Но были и позитивный опыт: в 2019-2020 гг. мы, большая коалиция правозащитных организаций, осуществляли мониторинг регионального законодательства по свободе собраний и отмечали, где это законодательство нарушает федеральное. Многие региональные власти после этого приводили своё законодательство в соответствие с федеральным, а если сопротивлялись, включалась прокуратура Этот опыт подробно описан в изначальной главе про инструменты изменений, которую мы оставили в приложении.

Было и включение уполномоченных по правам человека в разных регионах в мониторинг ситуации со свободной собраний, бывали случаи, когда судьи районного суда обеспечивали действительно беспристрастный процесс, например, не выступали в роли обвинителя, а приглашали прокурора, беспристрастно исследовали доказательства защиты и обвинения. По сути, они делали то, что должны делать служители закона в демократическом обществе, не менее и не более. Но каждый такой пример сегодня ценен.

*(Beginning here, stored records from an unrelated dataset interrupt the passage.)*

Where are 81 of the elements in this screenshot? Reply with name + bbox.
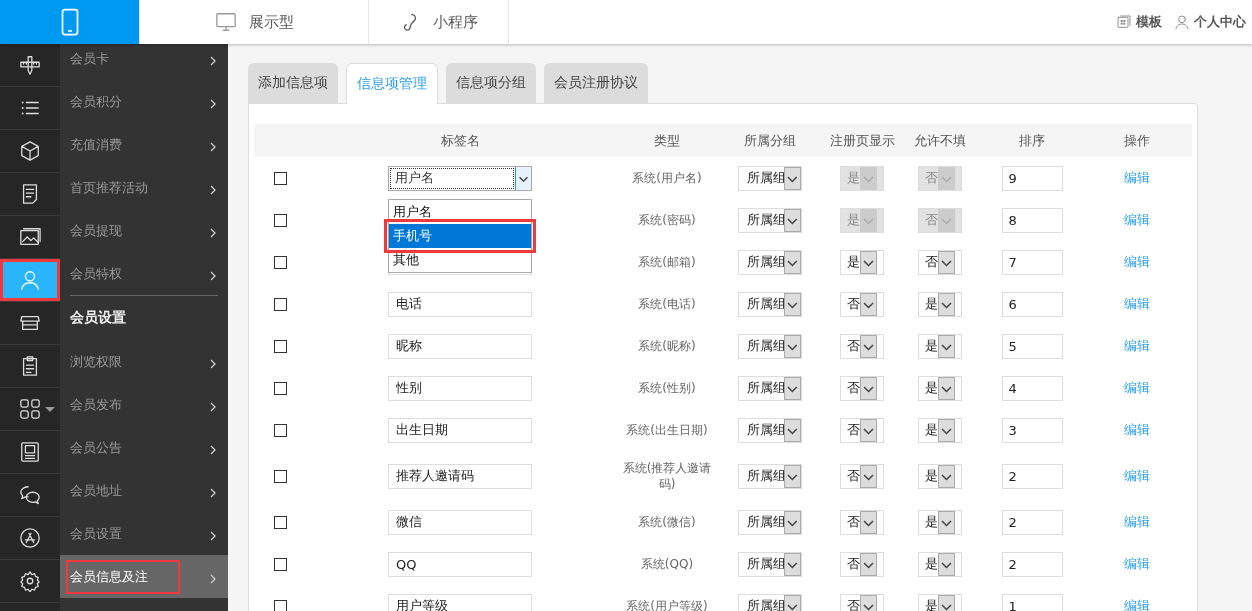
menu-item[interactable]: 充值消费 [60,123,228,166]
select-field[interactable]: 否 [840,375,884,401]
column-header: 排序 [1019,131,1045,150]
sort-field[interactable]: 5 [1001,333,1063,359]
select-field[interactable]: 是 [918,333,962,359]
type-text: 系统(电话) [637,296,697,312]
select-field[interactable]: 否 [918,249,962,275]
top-link[interactable]: 模板 [1116,13,1162,31]
select-field[interactable]: 否 [840,593,884,611]
sort-field[interactable]: 2 [1001,509,1063,535]
menu-item[interactable]: 会员发布 [60,383,228,426]
select-field[interactable]: 是 [918,463,962,489]
select-field: 是 [840,165,884,191]
dropdown-option[interactable]: 其他 [389,247,531,272]
select-field[interactable]: 是 [918,291,962,317]
text-field[interactable]: 出生日期 [388,417,532,443]
sort-field[interactable]: 4 [1001,375,1063,401]
type-text: 系统(微信) [637,514,697,530]
text-field[interactable]: QQ [388,551,532,577]
menu-item[interactable]: 会员提现 [60,209,228,252]
select-field: 否 [918,165,962,191]
text-field[interactable]: 推荐人邀请码 [388,463,532,489]
type-text: 系统(用户等级) [625,598,709,611]
select-field[interactable]: 是 [918,375,962,401]
select-field[interactable]: 用户名 [388,165,532,191]
menu-item[interactable]: 会员设置 [60,512,228,555]
sort-field[interactable]: 9 [1001,165,1063,191]
column-header: 类型 [654,131,680,150]
menu-item[interactable]: 会员卡 [60,44,228,80]
text-field[interactable]: 性别 [388,375,532,401]
column-header: 允许不填 [914,131,966,150]
column-header: 注册页显示 [829,131,895,150]
type-text: 系统(邮箱) [637,254,697,270]
menu-item[interactable]: 浏览权限 [60,340,228,383]
type-text: 系统(出生日期) [625,422,709,438]
sort-field[interactable]: 2 [1001,463,1063,489]
select-field[interactable]: 否 [840,463,884,489]
type-text: 系统(密码) [637,212,697,228]
section-heading: 会员设置 [69,308,127,327]
column-header: 标签名 [440,131,480,150]
select-field[interactable]: 是 [918,417,962,443]
menu-item[interactable]: 会员特权 [60,252,228,295]
top-link[interactable]: 个人中心 [1174,13,1246,31]
sort-field[interactable]: 1 [1001,593,1063,611]
select-field[interactable]: 否 [840,509,884,535]
nav-tab[interactable]: 展示型 [140,0,369,44]
tab[interactable]: 会员注册协议 [544,63,648,103]
menu-item[interactable]: 会员公告 [60,426,228,469]
menu-item[interactable]: 首页推荐活动 [60,166,228,209]
menu-item[interactable]: 会员地址 [60,469,228,512]
select-field[interactable]: 是 [918,551,962,577]
tab[interactable]: 添加信息项 [248,63,338,103]
select-field[interactable]: 是 [840,249,884,275]
column-header: 操作 [1124,131,1150,150]
select-field: 否 [918,207,962,233]
tab[interactable]: 信息项分组 [446,63,536,103]
menu-item[interactable]: 会员信息及注 [60,555,228,598]
sort-field[interactable]: 7 [1001,249,1063,275]
menu-item[interactable]: 会员积分 [60,80,228,123]
select-field[interactable]: 否 [840,551,884,577]
sort-field[interactable]: 6 [1001,291,1063,317]
select-field: 是 [840,207,884,233]
sort-field[interactable]: 3 [1001,417,1063,443]
select-field[interactable]: 否 [840,291,884,317]
type-text: 系统(推荐人邀请码) [621,460,713,492]
select-field[interactable]: 是 [918,509,962,535]
select-field[interactable]: 否 [840,417,884,443]
type-text: 系统(用户名) [631,170,703,186]
text-field[interactable]: 微信 [388,509,532,535]
dropdown-option[interactable]: 用户名 [389,199,531,224]
nav-tab[interactable]: 小程序 [369,0,509,44]
type-text: 系统(QQ) [639,556,695,572]
sort-field[interactable]: 8 [1001,207,1063,233]
column-header: 所属分组 [744,131,796,150]
select-field[interactable]: 否 [840,333,884,359]
type-text: 系统(昵称) [637,338,697,354]
sort-field[interactable]: 2 [1001,551,1063,577]
text-field[interactable]: 电话 [388,291,532,317]
type-text: 系统(性别) [637,380,697,396]
text-field[interactable]: 昵称 [388,333,532,359]
text-field[interactable]: 用户等级 [388,593,532,611]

Из точки, где мы оказались, можно и нужно выбираться – посредством гражданской солидарности, международной солидарности и диалога о правах человека в том числе и с теми, кто в России обладает властью. Ставить крест на коммуникации даже в нынешних тяжёлых условиях нельзя, как мне кажется. Мы можем напоминать им об их обязанностях, показывать позитивный пример коллег, которые нашли в себе смелость поступить по-человечески. Такие случаи должны быть на слуху. Мы публикуем материалы в том числе с мыслью о том, что их читают российские чиновники и другие представители власти. Случаи, когда они пригождались для позитивных изменений, уже были – например, в 2020-м один из депутатов Самарского заксобарния приносил наши материалы на заседания как доказательство, что в городе всё очень плохо с местами для акций. Иногда мы видим ссылки на наши данные в околовластной аналитике и публикациях.

Что интересно, упомянутые мной берлинские правозащитники, у которых меньше проблем в общении со своими властями, не так много ресурсов направляют на взаимодействие с международными механизмами. У российских организаций, с которым я сотрудничаю, кажется, больше экспертизы в области того, как работают, например, механизмы ООН, как привлекать их к тем проблемам, которыми мы занимаемся.